Игра на рассвете
Шрифт:
В дверь постучали, он очнулся, по и перед открытыми глазами у него все еще мелькали карты. Вошел денщик.
— Осмелюсь доложить, господин лейтенант, господин обер-лейтенант просит премного благодарить господина лейтенанта за беспокойство и шлет нижайший поклон.
— Так. А больше… больше он ничего не сказал?
— Нет, господин лейтенант. Господин старший лейтенант сразу же повернулся и ушел.
— Так. Значит, он сразу же повернулся… А вы доложили, что я болен?
— Так точно, господин лейтенант.
И, увидев, как денщик ухмыляется, Вилли спросил: — А чему вы так глупо смеетесь?
— Осмелюсь доложить, это из-за господина капитана.

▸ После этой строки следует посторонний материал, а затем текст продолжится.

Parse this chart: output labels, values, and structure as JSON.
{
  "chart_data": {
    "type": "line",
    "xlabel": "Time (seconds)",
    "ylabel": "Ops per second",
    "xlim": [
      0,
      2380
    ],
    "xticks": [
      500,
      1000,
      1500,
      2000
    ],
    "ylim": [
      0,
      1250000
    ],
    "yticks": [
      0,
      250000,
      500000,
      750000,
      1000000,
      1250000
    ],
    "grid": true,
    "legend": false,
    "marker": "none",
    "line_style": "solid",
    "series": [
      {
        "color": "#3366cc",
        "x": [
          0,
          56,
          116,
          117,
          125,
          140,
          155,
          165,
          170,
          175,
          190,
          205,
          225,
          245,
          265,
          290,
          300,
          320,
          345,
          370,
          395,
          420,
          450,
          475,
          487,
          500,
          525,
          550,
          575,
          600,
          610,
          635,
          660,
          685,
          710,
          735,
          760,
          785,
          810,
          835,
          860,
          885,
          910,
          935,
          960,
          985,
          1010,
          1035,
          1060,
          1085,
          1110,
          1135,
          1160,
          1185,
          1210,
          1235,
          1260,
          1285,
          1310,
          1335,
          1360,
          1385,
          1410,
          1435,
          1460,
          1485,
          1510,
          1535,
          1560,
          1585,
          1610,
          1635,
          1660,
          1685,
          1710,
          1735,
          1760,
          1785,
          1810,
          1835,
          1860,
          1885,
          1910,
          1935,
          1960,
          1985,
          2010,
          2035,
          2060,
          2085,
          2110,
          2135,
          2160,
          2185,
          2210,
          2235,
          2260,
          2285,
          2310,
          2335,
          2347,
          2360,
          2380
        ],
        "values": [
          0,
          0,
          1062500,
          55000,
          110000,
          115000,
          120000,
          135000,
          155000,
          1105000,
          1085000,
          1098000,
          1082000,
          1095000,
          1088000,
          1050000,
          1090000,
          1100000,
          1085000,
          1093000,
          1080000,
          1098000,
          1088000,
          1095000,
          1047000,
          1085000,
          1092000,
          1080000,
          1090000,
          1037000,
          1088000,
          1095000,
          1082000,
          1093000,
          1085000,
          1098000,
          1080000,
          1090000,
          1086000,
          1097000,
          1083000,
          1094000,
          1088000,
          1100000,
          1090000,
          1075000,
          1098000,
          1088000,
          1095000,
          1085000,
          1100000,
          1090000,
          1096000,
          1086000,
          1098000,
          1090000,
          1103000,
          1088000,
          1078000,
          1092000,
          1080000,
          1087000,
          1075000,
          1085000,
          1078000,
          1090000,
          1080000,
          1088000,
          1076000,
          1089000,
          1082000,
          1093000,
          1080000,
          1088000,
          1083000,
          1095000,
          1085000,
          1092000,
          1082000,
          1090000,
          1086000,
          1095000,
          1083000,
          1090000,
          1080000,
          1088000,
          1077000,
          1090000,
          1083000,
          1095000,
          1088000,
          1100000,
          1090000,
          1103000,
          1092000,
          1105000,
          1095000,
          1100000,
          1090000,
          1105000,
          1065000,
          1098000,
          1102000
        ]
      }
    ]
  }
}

— Почему? Что сказал господин капитан?
Все еще ухмыляясь, денщик доложил:
— Господин капитан говорит, что господину лейтенанту к глазному врачу нужно потому, что он, наверное, окосел, заглядевшись на какую-нибудь девушку.
И поскольку Вилли даже не улыбнулся в ответ, денщик испуганно добавил:
— Осмелюсь
— Можете идти, — сказал Вилли.
Одеваясь, Вилли обдумывал все фразы, мысленно репетировал интонации, которыми надеялся тронуть сердце дяди. Он не видел его дна года. Сейчас он с трудом мог представить себе не только характер Вильрама, но даже черты его лица. Каждый раз перед ним возникал разный облик, с разным выражением лица, разными привычками, разной манерой разговаривать, и он не мог предвидеть, с каким из них он столкнется сегодня.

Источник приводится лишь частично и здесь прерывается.